The disciples struggled the entire time they were with Christ to understand what he was doing.  They experienced the transfiguration, many miracles and benefited from personal instruction with Christ Jesus…but still they were limited by their self centeredness.  Not selfishness,

but their inability to see beyond what they already knew.  They had already decided what a messiah was…they were still bickering about who would sit on Christ’s right side in heaven… and who was and wasn’t allowed to speak with Jesus.  They had trouble letting go of themselves, their dreams and their understandings… but when they did.  They were transfigured. 

Normal everyday fellows concerned with where their next meal would come from and their status within their group of intimates were changed into preachers that traveled across the known world without thought of provision.  Into leaders who went against every convention and social norm to be Christ’s hands and feet in the world.  The were transfigured into people who let their own selves die and so that they could live as members of Christ.

It would have been much easier to sit in a tent and sell tickets to the site of Transfiguration and tell people of their experience with Moses, Elijah and Rabbi Jesus.  Easier…but not better.

After all the shining bits of the transfiguration had ended, the disciples were shaking on the ground…stunned and silent.

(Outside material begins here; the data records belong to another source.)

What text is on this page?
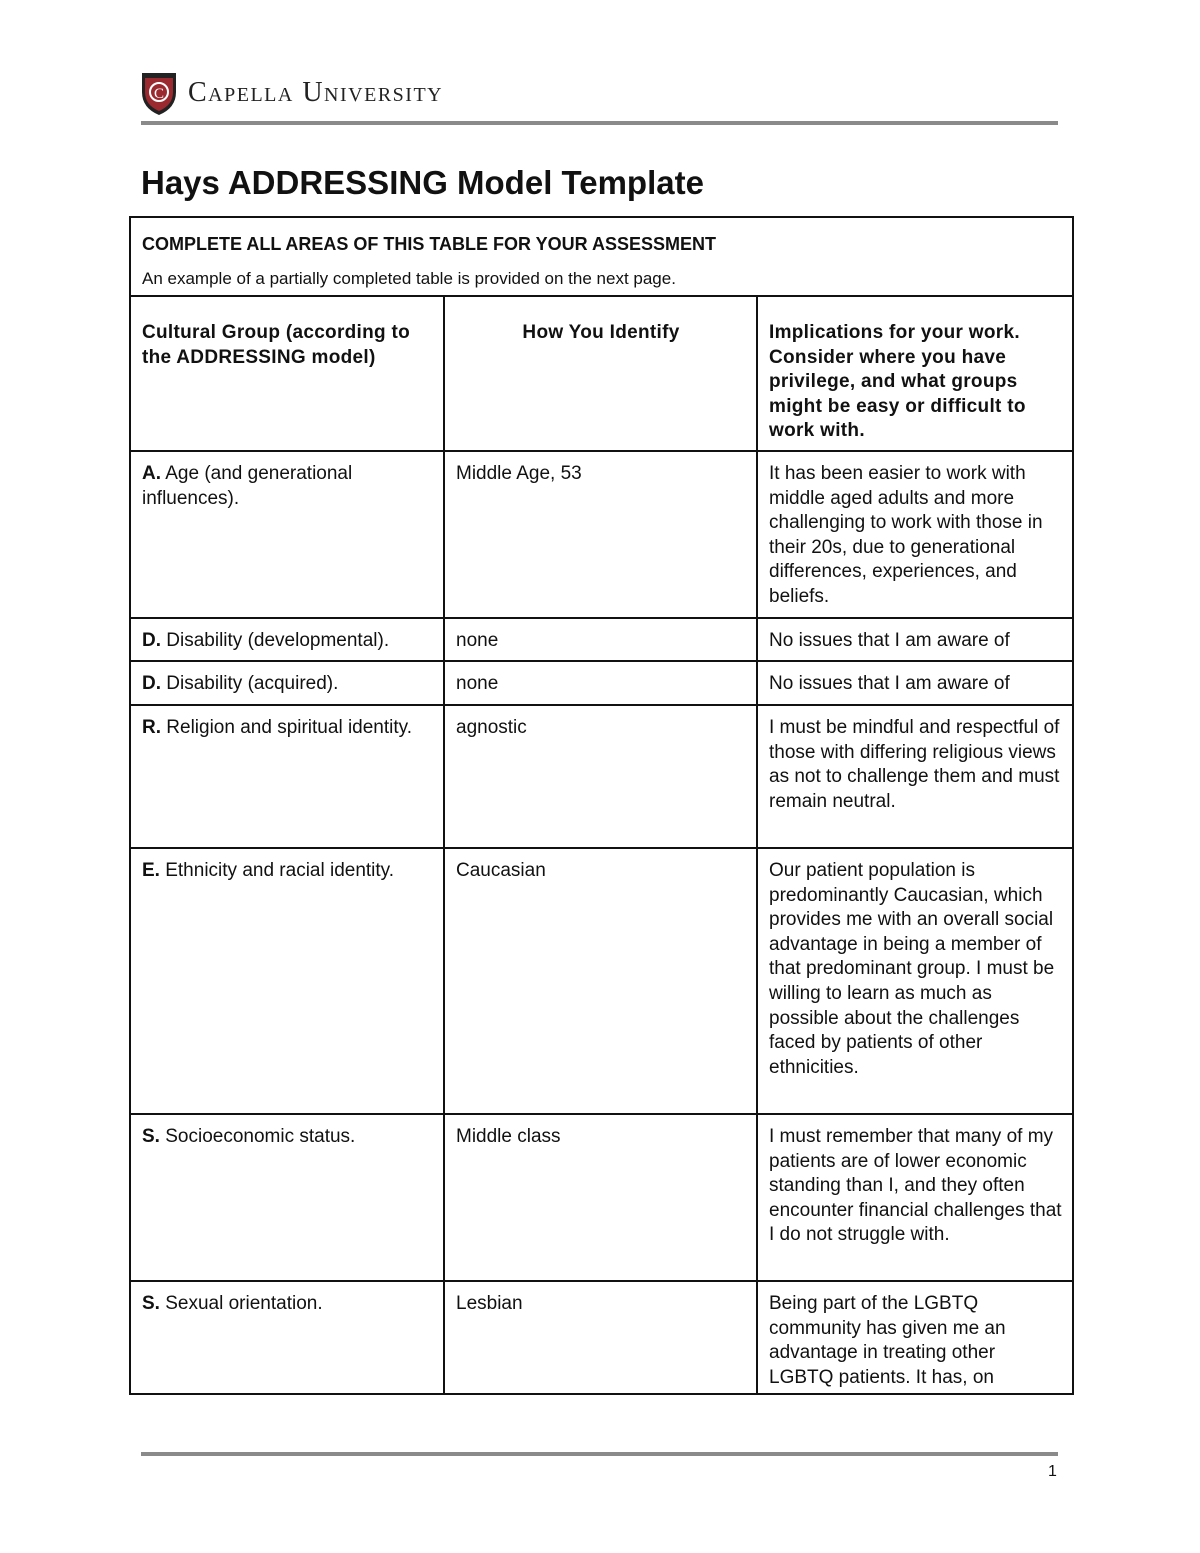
C Capella University
Hays ADDRESSING Model Template
COMPLETE ALL AREAS OF THIS TABLE FOR YOUR ASSESSMENT
An example of a partially completed table is provided on the next page.		

Cultural Group (according to the ADDRESSING model)	How You Identify	Implications for your work. Consider where you have privilege, and what groups might be easy or difficult to work with.
A. Age (and generational influences).	Middle Age, 53	It has been easier to work with middle aged adults and more challenging to work with those in their 20s, due to generational differences, experiences, and beliefs.
D. Disability (developmental).	none	No issues that I am aware of
D. Disability (acquired).	none	No issues that I am aware of
R. Religion and spiritual identity.	agnostic	I must be mindful and respectful of those with differing religious views as not to challenge them and must remain neutral.
E. Ethnicity and racial identity.	Caucasian	Our patient population is predominantly Caucasian, which provides me with an overall social advantage in being a member of that predominant group. I must be willing to learn as much as possible about the challenges faced by patients of other ethnicities.
S. Socioeconomic status.	Middle class	I must remember that many of my patients are of lower economic standing than I, and they often encounter financial challenges that I do not struggle with.
S. Sexual orientation.	Lesbian	Being part of the LGBTQ community has given me an advantage in treating other LGBTQ patients. It has, on
1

“But Jesus came and touched them, saying, "Get up and do not be afraid."”

These words may be the most important in the whole gospel reading today… we are called by God to listen to Christ… to deny our own ideas of what is and should be…to live for and as Christ… and that could easily leave us petrified and prostrate.  Too scared of what the possible consequences could be to think let alone begin.  But just as Jesus stood transfigured in triune community, we too are transfigured surrounded by the Trinity…like the disciples, we may be scared.  But also like them we are not alone.

Get up…go down that mountainside…get back into the world…and do not be afraid.